'WHY do I have to go to Sunday school, Daddy?" my five-year-old daughter asked one Sunday morning as we drove to church. "To learn about God," I said with a knowing smile. Knowing, because I probably asked the same question when I was her age.
She had procrastinated when told to get ready for Sunday school, wanting instead to remain in her pajamas and watch cartoons.
It's not that I didn't understand where my daughter was coming from. It seems like only yesterday that my brothers and I plotted early one morning to avoid attending church.
It wasn't as if I really disliked going to Sunday school. Sometimes I actually had a good time, especially if we sang my favorite hymns. But for the most part, the ideas and concepts being taught to us at that early age were hard to grasp.
Besides, the weekend was time for playing with your friends, building forts, watching your favorite cartoons, racing around on your bike, and having adventures. Sunday school was too much like regular school. And after going to school all week we were ready for a break.
At that age I hadn't yet discovered the tangible assets of Sunday school. Oh, there was definitely a warm, friendly feeling that washed over me after attending, but still, it wasn't as exciting as playing with my friends.
So come Sunday morning, my brothers and I would do our best to avoid church.
Our method was to make use of the fact that on weekends we usually woke up before our parents.
Rather than playing for a while and then waking them up for our weekly order of french toast, pancakes, or waffles, we decided to keep a low profile until 9 o'clock, after which we knew it would be too late to make it to the church on time. We knew Mom did not like walking into church late.
Being quiet for an hour or so meant no cartoons, no teasing or wrestling, no going to the bathroom, and no playing with our toys.
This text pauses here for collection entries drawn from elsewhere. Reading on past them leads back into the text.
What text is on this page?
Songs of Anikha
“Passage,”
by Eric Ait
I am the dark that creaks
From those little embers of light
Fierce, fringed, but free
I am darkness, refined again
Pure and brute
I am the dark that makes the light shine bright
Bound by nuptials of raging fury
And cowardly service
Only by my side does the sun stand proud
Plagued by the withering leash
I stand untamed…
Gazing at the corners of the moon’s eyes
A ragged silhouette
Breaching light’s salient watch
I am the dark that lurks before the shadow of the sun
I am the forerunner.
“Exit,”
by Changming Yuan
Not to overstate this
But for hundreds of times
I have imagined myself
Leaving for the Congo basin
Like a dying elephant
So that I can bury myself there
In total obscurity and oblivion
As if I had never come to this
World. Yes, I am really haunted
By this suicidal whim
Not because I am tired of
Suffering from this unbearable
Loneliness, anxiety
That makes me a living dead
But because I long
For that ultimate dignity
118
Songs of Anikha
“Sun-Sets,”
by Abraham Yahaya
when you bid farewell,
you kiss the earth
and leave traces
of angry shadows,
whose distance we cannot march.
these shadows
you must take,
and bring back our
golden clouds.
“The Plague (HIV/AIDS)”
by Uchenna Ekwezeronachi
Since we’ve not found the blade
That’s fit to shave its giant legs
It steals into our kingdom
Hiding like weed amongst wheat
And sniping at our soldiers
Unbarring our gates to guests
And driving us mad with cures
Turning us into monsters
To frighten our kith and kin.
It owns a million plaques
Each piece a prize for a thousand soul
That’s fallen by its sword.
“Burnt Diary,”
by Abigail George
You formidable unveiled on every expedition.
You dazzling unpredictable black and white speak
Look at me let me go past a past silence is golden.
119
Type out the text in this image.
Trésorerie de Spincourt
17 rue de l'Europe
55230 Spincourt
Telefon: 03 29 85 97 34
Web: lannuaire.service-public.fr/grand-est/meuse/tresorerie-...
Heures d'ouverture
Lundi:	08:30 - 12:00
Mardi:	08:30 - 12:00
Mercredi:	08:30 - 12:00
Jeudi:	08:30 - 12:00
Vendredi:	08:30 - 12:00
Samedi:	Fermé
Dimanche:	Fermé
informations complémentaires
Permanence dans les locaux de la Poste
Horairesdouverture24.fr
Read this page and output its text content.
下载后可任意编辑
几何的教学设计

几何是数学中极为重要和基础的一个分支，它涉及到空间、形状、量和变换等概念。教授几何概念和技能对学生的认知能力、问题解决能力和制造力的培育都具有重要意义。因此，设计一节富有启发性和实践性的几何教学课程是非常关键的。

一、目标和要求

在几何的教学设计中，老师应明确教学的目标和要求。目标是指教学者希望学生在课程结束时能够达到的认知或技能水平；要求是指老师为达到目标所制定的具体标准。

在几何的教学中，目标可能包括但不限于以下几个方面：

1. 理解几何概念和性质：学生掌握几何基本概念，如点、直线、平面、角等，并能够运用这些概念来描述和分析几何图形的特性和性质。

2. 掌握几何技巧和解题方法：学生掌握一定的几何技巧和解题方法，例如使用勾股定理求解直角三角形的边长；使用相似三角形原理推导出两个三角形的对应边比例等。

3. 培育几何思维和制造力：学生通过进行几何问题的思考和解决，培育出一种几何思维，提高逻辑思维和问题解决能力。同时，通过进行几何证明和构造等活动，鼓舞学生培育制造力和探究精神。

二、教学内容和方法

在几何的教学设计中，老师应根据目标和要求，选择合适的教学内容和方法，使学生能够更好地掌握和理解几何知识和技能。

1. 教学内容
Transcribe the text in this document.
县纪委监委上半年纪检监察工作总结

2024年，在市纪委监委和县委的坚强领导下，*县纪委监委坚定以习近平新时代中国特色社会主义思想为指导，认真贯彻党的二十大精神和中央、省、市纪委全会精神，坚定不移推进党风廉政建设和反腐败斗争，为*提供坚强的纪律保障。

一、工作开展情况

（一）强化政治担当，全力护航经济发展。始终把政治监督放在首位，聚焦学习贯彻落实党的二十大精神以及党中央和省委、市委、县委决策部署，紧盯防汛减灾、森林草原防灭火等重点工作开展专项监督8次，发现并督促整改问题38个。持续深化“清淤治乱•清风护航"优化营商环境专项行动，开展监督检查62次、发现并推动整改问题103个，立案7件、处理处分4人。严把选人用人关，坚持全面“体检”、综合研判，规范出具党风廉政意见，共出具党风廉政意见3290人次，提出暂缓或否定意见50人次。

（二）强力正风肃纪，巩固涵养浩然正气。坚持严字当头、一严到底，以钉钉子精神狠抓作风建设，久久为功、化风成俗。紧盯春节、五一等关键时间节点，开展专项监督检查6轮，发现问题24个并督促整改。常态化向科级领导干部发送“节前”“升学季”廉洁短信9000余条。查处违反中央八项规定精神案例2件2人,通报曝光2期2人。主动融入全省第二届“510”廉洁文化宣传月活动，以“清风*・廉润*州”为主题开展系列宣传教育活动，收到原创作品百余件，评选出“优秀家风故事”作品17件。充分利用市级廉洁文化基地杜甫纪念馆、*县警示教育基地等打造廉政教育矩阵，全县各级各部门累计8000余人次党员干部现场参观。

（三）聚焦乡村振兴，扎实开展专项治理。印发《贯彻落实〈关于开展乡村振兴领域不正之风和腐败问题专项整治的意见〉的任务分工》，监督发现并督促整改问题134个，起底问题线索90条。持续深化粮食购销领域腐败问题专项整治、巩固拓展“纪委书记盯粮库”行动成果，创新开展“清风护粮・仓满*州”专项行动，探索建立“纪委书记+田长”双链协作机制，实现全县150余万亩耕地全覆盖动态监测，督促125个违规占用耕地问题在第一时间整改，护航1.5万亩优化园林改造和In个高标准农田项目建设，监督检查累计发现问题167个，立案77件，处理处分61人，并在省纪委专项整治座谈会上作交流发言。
It meant staying in our bedrooms until the big hand was passed the 12 (in order to be safe).
This was hardest on my younger brother, who shared a bedroom with our youngest brother, who was 3, innocent, and unaware of our scheme. He had the unenviable task of keeping him quiet, amused, and away from our parents.
If you've ever spent any time around young boys, you know stillness and quietness are not their normal attributes. Nevertheless, come Sunday morning, we were the models of silence and stealth.
But one Sunday morning our scheme was discovered. We let our parents sleep till around 9:45 (evidently, a late bridge night), and when our mother awoke she hustled out of bed and down the hall, calling our names as if we were in danger.
We had intended to wake them up at around 10 after 9, but things were going so well we decided to see how long we could keep it up - which proved our undoing.
Times did change, though. As a teenager I can remember driving myself to Sunday school without any parental prodding. What happened during those intervening years to change my attitude?
What happened first was that our parents started relying on their alarm clock.
But more important, I had finally begun to learn something that was tangible, something that made attending Sunday school and later church entirely worthwhile.
It was more than feeling good after the service. It was spiritual knowledge: an understanding that permeates one's life and governs the way we think about things and how we act or react to our surroundings.
The knowledge gained from Sunday school and church touches our lives and the lives of everyone we come in contact with.
Of course I told all this to my daughter, and her reply was, "I know that Daddy, but can you get up earlier next Sunday so you can make waffles?"